Depot formulations are an attractive way to administer drugs, with a reduced dosing frequency and a simultaneous improvement of therapeutic efficacy and compliance of patients. Starting with the oldest approach of oily solution for i.m. injection in the 1950s, the continuous and successful development of novel concepts has demonstrated that lipid-based long-acting injectables represent a versatile technology. The whole range of drugs, from small molecules to biomacromolecules like proteins, peptides, and antibodies can be encapsulated thanks to the unique properties of lipids. The increasing number of approved biologics has called for the development of new parenteral drug delivery systems. In particular, in situ forming systems like liquid crystalline depots or phospholipid phase separation gels, liposomes, and implants are used for this purpose. Overall, the two most successful approaches for lipid-based depot formulations are multivesicular liposomes (DepoFoam technology) and liquid crystalline phases (FluidCrystal technology). Products such as Exparel and Buvidal, respectively, are remarkable commercial successes stemming from those depot systems. The two platforms have generated an enthusiastic consensus in the drug delivery community, and an increasing number of research groups are attempting to bring the two concepts a step further, extending the recommended applications or loading novel APIs. A plethora of other long-acting systems have undergone constant further development in recent years, proving their suitability in several in vivo studies, and these will likely be tested in clinical studies in the future. Thanks to new and improved analytical methods it is nowadays possible to visualize the release of drugs and the degradation of the delivery system in vitro and in vivo, enabling the collection of useful information about the systems for further development. Using optimized in vitro release setups mimicking physiological conditions, a better prediction about the in vivo behavior could be obtained.

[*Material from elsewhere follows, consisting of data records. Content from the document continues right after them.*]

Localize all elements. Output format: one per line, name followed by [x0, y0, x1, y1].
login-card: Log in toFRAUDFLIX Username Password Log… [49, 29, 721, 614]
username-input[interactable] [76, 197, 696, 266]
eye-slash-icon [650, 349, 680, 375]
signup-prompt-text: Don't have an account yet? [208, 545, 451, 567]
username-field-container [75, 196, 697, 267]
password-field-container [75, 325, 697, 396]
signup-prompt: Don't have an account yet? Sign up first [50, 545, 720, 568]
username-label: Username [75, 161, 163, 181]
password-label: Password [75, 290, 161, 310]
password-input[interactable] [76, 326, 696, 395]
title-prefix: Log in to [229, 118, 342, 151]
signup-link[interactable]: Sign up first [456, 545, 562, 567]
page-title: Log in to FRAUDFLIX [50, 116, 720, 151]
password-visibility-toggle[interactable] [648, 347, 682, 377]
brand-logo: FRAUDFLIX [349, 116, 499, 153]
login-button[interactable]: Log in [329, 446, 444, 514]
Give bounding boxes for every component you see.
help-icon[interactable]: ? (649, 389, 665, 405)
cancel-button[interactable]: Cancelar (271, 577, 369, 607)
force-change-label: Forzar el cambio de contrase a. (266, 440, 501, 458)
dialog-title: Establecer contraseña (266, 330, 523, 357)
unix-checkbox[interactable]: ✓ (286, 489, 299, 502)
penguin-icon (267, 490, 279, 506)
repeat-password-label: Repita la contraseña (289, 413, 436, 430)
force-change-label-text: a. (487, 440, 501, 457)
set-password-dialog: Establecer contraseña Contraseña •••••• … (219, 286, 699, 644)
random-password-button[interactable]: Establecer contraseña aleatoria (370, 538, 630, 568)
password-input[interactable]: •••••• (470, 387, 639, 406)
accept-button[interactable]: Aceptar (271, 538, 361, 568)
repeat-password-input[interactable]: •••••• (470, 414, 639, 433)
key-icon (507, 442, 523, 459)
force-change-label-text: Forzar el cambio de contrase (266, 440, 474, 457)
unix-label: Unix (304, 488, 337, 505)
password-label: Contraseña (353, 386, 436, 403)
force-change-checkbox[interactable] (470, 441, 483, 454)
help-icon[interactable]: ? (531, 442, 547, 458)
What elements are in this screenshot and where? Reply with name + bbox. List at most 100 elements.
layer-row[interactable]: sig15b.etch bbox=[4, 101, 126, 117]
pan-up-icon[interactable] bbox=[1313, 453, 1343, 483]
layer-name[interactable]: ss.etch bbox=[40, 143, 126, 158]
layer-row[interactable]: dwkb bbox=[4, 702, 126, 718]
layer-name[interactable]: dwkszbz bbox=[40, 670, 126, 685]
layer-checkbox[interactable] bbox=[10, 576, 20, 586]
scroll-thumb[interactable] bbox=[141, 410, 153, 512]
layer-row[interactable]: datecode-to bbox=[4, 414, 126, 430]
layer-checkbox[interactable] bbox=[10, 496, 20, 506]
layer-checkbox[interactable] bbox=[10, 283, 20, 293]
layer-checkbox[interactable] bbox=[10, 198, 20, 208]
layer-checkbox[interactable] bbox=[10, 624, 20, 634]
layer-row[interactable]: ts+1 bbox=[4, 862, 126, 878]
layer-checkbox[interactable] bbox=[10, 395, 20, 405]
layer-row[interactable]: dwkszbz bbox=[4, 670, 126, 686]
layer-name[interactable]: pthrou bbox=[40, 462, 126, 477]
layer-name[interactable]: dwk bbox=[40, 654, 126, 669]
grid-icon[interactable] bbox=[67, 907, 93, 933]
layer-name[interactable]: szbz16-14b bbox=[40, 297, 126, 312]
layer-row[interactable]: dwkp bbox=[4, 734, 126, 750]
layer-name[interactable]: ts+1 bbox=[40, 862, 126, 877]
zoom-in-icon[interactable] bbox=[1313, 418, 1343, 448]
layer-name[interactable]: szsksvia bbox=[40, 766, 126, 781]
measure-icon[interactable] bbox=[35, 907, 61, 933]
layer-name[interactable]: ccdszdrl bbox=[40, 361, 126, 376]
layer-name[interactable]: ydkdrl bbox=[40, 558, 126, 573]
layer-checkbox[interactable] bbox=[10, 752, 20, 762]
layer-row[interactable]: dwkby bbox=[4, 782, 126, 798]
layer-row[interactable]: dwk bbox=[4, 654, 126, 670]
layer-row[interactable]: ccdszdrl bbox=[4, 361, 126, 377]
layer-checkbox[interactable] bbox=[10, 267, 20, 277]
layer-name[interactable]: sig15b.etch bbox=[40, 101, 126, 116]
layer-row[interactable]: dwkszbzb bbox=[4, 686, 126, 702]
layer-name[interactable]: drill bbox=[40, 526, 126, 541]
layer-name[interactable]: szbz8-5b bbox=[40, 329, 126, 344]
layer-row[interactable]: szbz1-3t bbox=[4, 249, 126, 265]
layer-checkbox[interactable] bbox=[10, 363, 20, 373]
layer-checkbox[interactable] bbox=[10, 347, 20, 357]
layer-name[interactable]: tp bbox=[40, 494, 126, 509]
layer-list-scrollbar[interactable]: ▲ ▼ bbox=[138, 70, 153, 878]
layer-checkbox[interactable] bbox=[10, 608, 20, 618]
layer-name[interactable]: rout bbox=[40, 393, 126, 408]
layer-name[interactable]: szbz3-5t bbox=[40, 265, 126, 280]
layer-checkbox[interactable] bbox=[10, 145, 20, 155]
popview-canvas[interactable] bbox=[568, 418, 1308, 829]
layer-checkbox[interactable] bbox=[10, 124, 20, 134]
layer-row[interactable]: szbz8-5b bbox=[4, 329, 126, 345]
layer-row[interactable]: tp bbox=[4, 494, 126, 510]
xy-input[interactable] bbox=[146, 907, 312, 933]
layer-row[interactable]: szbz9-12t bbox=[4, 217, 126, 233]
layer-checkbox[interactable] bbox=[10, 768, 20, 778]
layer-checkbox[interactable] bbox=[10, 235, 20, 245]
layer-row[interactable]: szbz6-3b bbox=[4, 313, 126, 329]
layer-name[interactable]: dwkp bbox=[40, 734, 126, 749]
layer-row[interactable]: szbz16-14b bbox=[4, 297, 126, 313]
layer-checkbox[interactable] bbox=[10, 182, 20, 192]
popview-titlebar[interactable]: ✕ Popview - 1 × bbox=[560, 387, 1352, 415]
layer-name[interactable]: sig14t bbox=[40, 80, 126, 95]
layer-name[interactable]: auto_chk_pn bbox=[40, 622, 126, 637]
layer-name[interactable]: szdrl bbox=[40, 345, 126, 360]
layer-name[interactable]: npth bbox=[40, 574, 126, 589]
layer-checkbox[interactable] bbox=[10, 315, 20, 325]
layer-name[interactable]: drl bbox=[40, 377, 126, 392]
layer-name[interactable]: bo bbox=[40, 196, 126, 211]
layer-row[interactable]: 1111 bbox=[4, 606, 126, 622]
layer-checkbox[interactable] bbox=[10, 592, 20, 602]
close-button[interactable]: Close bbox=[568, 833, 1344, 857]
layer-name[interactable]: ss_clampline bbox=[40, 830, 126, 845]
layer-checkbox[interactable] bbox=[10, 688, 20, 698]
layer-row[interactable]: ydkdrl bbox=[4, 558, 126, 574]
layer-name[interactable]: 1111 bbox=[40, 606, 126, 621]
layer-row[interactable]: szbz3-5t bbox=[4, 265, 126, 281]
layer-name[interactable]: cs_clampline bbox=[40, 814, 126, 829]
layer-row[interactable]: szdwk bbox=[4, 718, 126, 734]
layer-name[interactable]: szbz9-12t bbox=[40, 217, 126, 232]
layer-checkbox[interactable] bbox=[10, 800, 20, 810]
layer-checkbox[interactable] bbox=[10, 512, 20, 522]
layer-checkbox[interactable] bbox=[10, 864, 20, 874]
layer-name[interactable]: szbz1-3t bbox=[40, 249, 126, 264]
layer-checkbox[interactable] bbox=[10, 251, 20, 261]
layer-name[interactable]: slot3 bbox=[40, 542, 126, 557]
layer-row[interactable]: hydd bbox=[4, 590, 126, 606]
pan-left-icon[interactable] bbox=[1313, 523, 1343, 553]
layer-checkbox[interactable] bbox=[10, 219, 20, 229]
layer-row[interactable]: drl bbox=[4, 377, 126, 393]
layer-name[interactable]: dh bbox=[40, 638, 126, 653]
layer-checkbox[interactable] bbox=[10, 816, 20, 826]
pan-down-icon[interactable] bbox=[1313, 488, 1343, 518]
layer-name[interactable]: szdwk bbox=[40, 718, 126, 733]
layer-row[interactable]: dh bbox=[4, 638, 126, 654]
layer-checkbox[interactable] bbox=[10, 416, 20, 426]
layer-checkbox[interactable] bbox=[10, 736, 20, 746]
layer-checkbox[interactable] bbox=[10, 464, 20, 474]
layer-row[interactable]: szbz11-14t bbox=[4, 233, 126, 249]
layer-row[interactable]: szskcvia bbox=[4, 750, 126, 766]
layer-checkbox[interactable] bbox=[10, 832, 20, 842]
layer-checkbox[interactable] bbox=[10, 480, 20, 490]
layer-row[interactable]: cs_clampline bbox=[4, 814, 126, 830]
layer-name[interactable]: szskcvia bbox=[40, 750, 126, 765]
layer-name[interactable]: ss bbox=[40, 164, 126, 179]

A universal depot system able to encapsulate any drug, with a tunable release, no toxicity, an easy and inexpensive manufacturing process, and long-term stability remains a Holy Grail in drug delivery. Lipids stand out from other excipients formulating long-acting systems due to their unbeatable biocompatibility and safety profile, especially phospholipids which lack toxicity thanks to their physiological presence. Besides representing an ideal building block for optimal sustained-release platforms of APIs, lipids succeed in enhancing the solubility of poorly water-soluble drugs, in increasing their stability, and in protecting them from degradation, improving their bioavailability overall. From the multitude of lipid-based technologies nowadays available, the most appropriate delivery system for the API to be delivered to treat a specific medical condition can always be identified. The versatility of the lipid excipients can duly ensure further customization, ultimately resulting in a safe injectable depot with an optimal long-acting drug release over a duration of days to weeks.